そしてサポラビの意識解放問題については無事に解決、と言う訳ではないが無事に棚上げに成功した。
僕が想像していた以上に意識を解放したサポラビ達は有能で個性があり、そして自由度も高かった。
それが検証をお任せしたカミーユさん、ドナテッラさん、マウロさんの商人魂に火をつけて、南の大陸への出港準備が終わるまでの時間稼ぎに成功したのだ。
おそらく旅をしている間にも検証が進み、帰ってくる頃には完璧なプランが完成していることだろう。
そして今の段階で分かったこともある。
優秀な人達に優秀なサポートが付くと、もはやチートだ。
いやー凄かった。
ただでさえ優秀なカミーユさん、ドナテッラさん、マウロさんがサポラビの検証として色々な指示を出す。
僕の元では発揮できなかった優秀さを発揮したサポラビがその指示に完璧に応える。
カミーユさん達が更に難しい指示を出して、それにサポラビ達が応える。その繰り返しで、傍から見ていても効率という言葉を体現したように準備が進んでいった。
まあ、それでも荷物の運搬やキャッスル号の外の問題に対処するのは難しいから、それなりに時間がかかったんだけど、さすがに船外はサポラビのサポート範囲外だから仕方がない。

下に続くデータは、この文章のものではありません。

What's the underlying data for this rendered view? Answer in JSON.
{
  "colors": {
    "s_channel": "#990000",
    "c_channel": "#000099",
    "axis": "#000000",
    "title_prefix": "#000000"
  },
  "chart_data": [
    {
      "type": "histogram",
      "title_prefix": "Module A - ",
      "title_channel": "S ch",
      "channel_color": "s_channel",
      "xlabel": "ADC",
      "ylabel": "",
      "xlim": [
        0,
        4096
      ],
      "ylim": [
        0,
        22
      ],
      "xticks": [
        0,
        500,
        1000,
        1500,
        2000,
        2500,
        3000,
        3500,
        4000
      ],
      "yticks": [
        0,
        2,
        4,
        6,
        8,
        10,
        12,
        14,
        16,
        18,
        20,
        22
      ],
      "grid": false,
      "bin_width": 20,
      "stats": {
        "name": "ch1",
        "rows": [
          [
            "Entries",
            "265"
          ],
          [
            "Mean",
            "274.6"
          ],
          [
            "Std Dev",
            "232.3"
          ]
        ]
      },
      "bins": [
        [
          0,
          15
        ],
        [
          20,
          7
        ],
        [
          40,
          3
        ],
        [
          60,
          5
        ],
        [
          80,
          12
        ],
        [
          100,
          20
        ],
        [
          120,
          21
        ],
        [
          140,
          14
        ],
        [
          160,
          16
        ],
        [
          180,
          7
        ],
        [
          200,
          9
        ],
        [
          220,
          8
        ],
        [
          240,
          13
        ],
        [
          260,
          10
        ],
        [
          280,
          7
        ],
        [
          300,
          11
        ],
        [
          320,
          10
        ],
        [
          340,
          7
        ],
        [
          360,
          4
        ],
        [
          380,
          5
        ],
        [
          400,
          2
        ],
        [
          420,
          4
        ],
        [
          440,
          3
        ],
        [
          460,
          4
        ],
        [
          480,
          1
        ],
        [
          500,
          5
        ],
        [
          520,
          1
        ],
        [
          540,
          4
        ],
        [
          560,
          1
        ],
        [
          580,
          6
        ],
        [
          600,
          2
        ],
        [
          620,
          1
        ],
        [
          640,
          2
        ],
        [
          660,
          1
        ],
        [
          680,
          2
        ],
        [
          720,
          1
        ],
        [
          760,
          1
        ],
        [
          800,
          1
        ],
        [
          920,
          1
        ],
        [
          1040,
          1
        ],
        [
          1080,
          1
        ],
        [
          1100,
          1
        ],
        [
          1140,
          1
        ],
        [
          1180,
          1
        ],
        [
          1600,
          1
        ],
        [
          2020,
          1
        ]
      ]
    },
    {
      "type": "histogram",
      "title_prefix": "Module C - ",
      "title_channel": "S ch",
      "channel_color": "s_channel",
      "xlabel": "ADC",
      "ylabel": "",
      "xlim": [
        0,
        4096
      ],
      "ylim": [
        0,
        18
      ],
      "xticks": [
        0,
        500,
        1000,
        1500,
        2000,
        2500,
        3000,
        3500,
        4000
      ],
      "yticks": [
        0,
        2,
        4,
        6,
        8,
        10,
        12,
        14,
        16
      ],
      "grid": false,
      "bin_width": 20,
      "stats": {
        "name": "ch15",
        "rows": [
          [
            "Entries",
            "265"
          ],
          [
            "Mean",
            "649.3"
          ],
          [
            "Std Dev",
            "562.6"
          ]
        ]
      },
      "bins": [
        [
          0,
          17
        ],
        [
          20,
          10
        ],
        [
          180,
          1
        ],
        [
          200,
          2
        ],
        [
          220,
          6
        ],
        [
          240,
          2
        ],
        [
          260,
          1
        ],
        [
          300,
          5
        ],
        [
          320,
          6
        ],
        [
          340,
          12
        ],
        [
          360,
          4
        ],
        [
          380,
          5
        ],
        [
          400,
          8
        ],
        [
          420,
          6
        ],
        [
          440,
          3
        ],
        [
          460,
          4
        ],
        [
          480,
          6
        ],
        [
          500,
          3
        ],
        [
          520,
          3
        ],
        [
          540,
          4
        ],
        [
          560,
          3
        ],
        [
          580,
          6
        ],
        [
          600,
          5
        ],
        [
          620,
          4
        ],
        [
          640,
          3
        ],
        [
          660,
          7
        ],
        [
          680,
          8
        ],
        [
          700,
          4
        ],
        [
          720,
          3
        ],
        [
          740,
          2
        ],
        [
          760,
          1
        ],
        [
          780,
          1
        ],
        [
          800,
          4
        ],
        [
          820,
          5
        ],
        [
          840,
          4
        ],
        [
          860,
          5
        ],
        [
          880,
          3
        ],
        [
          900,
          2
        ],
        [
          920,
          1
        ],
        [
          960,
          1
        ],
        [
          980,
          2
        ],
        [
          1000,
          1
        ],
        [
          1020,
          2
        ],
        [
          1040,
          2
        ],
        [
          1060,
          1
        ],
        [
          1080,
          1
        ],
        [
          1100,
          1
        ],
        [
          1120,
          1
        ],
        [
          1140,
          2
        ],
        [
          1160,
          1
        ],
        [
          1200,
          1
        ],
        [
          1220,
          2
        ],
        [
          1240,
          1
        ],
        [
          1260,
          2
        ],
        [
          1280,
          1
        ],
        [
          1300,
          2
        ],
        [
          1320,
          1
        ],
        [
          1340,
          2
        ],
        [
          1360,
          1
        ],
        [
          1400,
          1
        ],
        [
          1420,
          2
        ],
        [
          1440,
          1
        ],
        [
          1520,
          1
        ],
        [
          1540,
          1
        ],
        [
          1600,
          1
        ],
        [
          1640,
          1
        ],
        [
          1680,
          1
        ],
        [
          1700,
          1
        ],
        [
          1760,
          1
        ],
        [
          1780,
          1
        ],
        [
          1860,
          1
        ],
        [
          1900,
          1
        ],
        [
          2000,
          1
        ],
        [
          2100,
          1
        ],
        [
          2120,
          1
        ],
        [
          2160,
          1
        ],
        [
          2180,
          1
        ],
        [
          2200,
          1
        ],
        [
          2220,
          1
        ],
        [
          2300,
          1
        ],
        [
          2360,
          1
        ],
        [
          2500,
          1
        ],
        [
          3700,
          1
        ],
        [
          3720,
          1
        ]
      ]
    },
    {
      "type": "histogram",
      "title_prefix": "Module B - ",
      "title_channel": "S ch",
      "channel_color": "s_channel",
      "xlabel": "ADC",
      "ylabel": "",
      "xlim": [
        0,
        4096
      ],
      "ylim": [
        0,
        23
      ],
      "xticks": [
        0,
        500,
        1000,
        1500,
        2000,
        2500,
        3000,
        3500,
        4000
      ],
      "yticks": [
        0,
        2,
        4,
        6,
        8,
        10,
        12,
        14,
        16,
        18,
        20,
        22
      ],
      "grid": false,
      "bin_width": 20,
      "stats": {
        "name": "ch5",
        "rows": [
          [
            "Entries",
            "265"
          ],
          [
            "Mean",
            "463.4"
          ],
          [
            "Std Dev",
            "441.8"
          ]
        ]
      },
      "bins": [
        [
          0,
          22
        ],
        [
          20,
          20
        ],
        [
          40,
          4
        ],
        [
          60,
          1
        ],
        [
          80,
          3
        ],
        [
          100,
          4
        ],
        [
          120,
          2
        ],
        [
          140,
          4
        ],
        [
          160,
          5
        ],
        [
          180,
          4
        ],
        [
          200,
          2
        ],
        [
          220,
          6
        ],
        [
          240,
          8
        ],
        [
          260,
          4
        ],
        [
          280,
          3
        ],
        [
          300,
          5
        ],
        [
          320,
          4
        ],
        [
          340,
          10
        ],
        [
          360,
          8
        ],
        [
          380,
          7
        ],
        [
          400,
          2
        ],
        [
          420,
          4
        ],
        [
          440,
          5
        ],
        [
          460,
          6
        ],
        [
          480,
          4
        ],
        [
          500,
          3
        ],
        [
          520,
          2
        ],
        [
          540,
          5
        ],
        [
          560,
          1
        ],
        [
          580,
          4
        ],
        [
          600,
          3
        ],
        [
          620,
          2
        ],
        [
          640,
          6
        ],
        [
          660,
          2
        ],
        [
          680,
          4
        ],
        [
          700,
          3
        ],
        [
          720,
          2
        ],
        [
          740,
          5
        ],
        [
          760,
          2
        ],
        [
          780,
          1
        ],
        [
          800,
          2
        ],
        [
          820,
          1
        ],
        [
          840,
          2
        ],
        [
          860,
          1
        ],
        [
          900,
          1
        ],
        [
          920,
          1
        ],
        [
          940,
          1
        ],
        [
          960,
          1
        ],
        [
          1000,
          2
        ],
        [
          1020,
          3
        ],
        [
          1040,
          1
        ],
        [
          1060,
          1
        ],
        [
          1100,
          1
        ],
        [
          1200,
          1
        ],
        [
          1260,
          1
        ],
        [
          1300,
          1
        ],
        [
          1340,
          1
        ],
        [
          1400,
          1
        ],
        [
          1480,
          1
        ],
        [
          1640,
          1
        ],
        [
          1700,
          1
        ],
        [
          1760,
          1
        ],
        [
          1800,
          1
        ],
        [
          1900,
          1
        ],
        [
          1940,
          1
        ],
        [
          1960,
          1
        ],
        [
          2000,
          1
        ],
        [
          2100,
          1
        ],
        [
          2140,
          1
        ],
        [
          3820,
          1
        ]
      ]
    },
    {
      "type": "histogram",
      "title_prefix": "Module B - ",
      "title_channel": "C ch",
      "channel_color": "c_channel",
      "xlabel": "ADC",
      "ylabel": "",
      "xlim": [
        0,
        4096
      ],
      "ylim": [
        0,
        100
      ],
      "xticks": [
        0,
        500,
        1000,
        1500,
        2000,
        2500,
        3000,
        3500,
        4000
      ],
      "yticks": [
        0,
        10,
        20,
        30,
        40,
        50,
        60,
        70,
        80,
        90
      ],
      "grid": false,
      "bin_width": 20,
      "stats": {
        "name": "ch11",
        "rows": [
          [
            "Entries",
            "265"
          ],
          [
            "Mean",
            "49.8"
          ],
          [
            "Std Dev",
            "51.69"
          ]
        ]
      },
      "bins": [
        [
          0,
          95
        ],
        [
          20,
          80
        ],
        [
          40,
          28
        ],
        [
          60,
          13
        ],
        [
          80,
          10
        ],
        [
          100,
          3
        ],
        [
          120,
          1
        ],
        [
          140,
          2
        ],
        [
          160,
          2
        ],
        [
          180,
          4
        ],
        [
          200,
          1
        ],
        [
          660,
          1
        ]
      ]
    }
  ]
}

それでも輸送計画や問題の対処方法の提案なんかでかなり貢献していたみたいだけど。
もとは角兎の魂なはずなんだけど、なんであんなに優秀なんだろう? 機会があったら創造神様に聞くことにしよう。
あの凶暴で僕を見れば襲うことしか考えなかったあの角兎が、これだけ優秀なのには少し違和感がある。
お、みんながデッキに出てきた。ちょうどいいし声をかけて出港するか。
「みなさん、そろそろ出港します。ルト号で外海に出て、そこから乗り換えて南の大陸に直行です。忘れ物はありませんか?」
全員から問題ないと返事が返ってくる。では行くか。
「では出港します!」
見送りに出てきてくれていたカミーユさん達に手を振りながらルト号を走らせる。
南の大陸か……面倒ごとに巻き込まれませんように……。